Como última referência, cite-se Kevin Bork e Manfred Wandt, tratando em detalhes sobre o tema no contexto do ordenamento jurídico alemão:

“The meaning of the principle of utmost good faith remained vague through centuries and will neither be clarified by this analysis. Yet, the analysis will answer the question, whether a principle like utmost good faith has any standing in German contract law, with the conclusion that such a principle does not exist in German contract law. (…) German contract law does not entail a principle of utmost good faith in a sense of a duty of increased good faith. However, the nature of the contract is decisive to evaluate the specifications of good faith and all contracts, whatsoever, are strongly influenced by the principle of good faith” [13].

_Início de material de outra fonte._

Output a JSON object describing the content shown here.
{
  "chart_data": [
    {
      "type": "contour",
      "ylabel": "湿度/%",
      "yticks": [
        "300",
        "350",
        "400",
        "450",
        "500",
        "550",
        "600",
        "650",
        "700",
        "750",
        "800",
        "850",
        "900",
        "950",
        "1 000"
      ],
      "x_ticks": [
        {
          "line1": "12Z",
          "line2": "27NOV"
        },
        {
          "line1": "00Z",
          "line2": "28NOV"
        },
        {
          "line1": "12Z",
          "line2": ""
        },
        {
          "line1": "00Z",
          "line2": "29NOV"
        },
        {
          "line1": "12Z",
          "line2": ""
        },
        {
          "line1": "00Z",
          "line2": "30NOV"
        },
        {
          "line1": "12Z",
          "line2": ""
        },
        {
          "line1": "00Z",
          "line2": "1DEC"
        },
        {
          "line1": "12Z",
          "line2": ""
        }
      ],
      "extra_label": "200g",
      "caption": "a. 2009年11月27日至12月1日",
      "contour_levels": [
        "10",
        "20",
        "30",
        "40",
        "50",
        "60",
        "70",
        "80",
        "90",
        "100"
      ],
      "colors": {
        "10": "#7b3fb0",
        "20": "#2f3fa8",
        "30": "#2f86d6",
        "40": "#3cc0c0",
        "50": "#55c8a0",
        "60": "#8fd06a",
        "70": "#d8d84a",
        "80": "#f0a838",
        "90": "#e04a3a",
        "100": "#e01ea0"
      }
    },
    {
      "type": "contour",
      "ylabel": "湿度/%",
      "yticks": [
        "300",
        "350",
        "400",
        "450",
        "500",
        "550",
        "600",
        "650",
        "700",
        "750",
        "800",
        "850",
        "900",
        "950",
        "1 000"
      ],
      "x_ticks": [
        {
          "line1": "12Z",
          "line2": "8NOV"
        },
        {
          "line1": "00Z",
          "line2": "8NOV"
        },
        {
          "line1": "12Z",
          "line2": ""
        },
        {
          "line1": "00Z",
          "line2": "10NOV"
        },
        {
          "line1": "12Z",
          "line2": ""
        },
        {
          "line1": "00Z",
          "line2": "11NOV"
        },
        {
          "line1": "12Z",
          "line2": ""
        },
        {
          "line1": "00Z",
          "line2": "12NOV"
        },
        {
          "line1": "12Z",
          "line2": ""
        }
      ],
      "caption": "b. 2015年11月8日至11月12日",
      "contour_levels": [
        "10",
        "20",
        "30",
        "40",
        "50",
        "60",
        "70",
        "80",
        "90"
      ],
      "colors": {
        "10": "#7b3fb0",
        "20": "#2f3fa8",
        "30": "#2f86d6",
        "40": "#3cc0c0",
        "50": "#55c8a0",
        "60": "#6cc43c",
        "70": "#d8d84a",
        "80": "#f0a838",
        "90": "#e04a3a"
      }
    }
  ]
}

O autor deste artigo concorda plenamente com as observações feitas, tanto no que diz respeito ao desafio de diferenciar padrões de boa-fé, como no que se refere à grande envergadura do princípio geral da boa-fé objetiva, também no contexto do Direito brasileiro, o que torna desnecessário recorrer à boa-fé qualificada na atualidade.

Some-se, ainda, que, apesar de em alguns julgados brasileiros constar, de forma genérica, que a boa-fé assume “maior relevo” no contrato de seguro, e a caraterística de estar disposta a necessidade da “mais estrita boa-fé” no artigo 765 do CC de 2002, certo é que não é retirada nenhuma consequência específica da boa-fé qualificada na práxis brasileira.

Conclusão

Se, durante um período no qual não havia um princípio geral da boa-fé objetiva nos contratos, justificava-se o apelo à noção de máxima boa-fé nos seguros, de resto consagrada legalmente, no contexto atual esse parece constituir um artifício retórico, desprovido de efetivas consequências. Ou seja, com o perdão do jogo de palavras, apenas para inglês ver.

Dito isso, advirta-se que não se está defendendo que ambas as partes — segurado e segurador — teriam deixado de estar vinculadas a rigorosos deveres de cooperação e a uma grande confiança negocial. Tampouco se considera que, à luz do ordenamento jurídico brasileiro posto, estaria equivocada tal classificação, ou que, especialmente na ausência de boa-fé subjetiva em sua concepção ética, as sanções punitivas dispostas em lei para os segurados e os seguradores deveriam ser afastadas.

O que se pretendeu registrar é a clara tendência de que o conceito em questão perca importância — o que, na prática, não fará diferença.

[1] O presente artigo retoma, seguindo de perto, tópico anteriormente examinado em: JUNQUEIRA, Thiago. Comentários ao artigo 765 do Código Civil. In: GOLDBERG, Ilan; JUNQUEIRA, Thiago. Direito dos Seguros: comentários ao Código Civil. Rio de Janeiro: Forense, 2023. pp. 220-223.

[2] SANTARÉM, Pedro. Tractatus de Assecurationibus et Sponsionibus, 3° ed. (trad. Port). Lisboa: Instituto de Seguros de Portugal, 2006. p. 163.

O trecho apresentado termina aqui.